Play AAC-encoded music in Rhythmbox

Don't bother gstreamer1.0-plugins-bad, use gstreamer1.0-libav instead

Recently I just switched from Foobar2000 (which requires Wine to run in Linux) to Rhythmbox. The first issue I encountered was it didn’t add AAC-encoded songs when I set it to scan library. A quick search for solution resulted in installation of gstreamer1.0-plugins-bad. While it did resolve the issue, but it also installed many packages:

libgupnp-igd-1.0-4
libopenal1
libnice10
libsrtp2-1
libvo-aacenc0
libofa0
libusrsctp1
libsrt1
libwildmidi2
libopenal-data
libfluidsynth1
libmplex2-2.1-0
libmpeg2encpp-2.1-0
libsoundtouch1
libmjpegutils-2.1-0
libvo-amrwbenc0
libspandsp2
libmodplug1
libgstreamer-plugins-bad1.0-0

Guest what, most are not even related to decoding AAC. In searching for leaner solution, I purged them and tried install libvo-aacenc0 only. But now Rhythmbox couldn’t play AAC, at the same time it suggested installing gstreamer1.0-libav or gstreamer1.0-plugins-bad. So, I proceed to install gstreamer1.0-libav and AAC can be played once again. Rhythmbox still can play it even after I purged libvo-aacenc0, so it’s not needed after all.

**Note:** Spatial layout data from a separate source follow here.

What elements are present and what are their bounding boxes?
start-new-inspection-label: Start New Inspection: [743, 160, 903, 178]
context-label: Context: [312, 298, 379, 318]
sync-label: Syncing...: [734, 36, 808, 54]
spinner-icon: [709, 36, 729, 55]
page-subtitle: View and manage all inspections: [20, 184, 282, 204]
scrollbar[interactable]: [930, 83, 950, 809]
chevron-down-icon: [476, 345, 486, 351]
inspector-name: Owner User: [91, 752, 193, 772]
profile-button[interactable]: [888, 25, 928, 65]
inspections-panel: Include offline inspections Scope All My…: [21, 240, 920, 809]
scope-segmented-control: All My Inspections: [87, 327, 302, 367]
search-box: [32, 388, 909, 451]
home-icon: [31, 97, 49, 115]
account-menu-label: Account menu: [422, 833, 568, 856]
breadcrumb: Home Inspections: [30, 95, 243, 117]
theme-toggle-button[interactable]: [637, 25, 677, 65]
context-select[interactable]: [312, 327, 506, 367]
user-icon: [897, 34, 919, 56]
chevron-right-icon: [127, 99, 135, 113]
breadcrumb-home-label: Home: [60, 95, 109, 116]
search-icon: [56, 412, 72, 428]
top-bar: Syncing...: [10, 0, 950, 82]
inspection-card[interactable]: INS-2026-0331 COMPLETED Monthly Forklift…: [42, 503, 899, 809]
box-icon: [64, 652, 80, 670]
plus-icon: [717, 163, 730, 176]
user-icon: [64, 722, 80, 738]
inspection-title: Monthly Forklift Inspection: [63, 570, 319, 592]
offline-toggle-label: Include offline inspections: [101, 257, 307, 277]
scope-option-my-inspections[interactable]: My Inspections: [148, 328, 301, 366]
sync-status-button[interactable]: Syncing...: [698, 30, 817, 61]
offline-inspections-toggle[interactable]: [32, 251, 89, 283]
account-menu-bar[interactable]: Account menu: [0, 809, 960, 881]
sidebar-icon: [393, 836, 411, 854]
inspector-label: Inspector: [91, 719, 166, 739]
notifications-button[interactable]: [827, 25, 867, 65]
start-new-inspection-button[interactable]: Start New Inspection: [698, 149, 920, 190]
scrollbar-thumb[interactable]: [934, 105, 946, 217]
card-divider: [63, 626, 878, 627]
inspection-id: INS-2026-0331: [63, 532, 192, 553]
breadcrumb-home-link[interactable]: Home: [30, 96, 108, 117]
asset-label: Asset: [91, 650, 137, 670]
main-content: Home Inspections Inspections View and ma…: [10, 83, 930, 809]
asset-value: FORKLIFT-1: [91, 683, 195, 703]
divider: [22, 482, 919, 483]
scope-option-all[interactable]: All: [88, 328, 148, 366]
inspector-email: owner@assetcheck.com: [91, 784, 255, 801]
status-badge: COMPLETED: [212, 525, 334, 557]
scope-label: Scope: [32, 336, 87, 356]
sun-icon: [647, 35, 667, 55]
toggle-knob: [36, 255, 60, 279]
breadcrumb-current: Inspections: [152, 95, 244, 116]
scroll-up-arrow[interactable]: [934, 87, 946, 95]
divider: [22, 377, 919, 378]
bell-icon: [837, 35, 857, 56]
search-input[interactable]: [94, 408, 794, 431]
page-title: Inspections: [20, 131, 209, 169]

To make sure not only Rhythmbox can play AAC, but also recognise it during library scan, I also reset the library by removing “~/.local/share/rhythmbox/rhythmdb.xml”. No issue on that.

One thing still puzzling me is that gstreamer1.0-libav is not actually an AAC decoder itself, (my understanding is that) it acts as a bridge between gstreamer and libav/ffmpeg to enable apps that utilize the former to encode/decode using the later, without additional code changes. The actual decoder I believe is in one of the following packages:

  • libavcodec58
  • libavformat58
  • libfaad2

In my case, the above packages are already installed beforehand, perhaps shipped by default in Ubuntu (maybe not the libfaad2). So if Rhythmbox still can’t play AAC after installing gstreamer1.0-libav, just make sure those packages are there.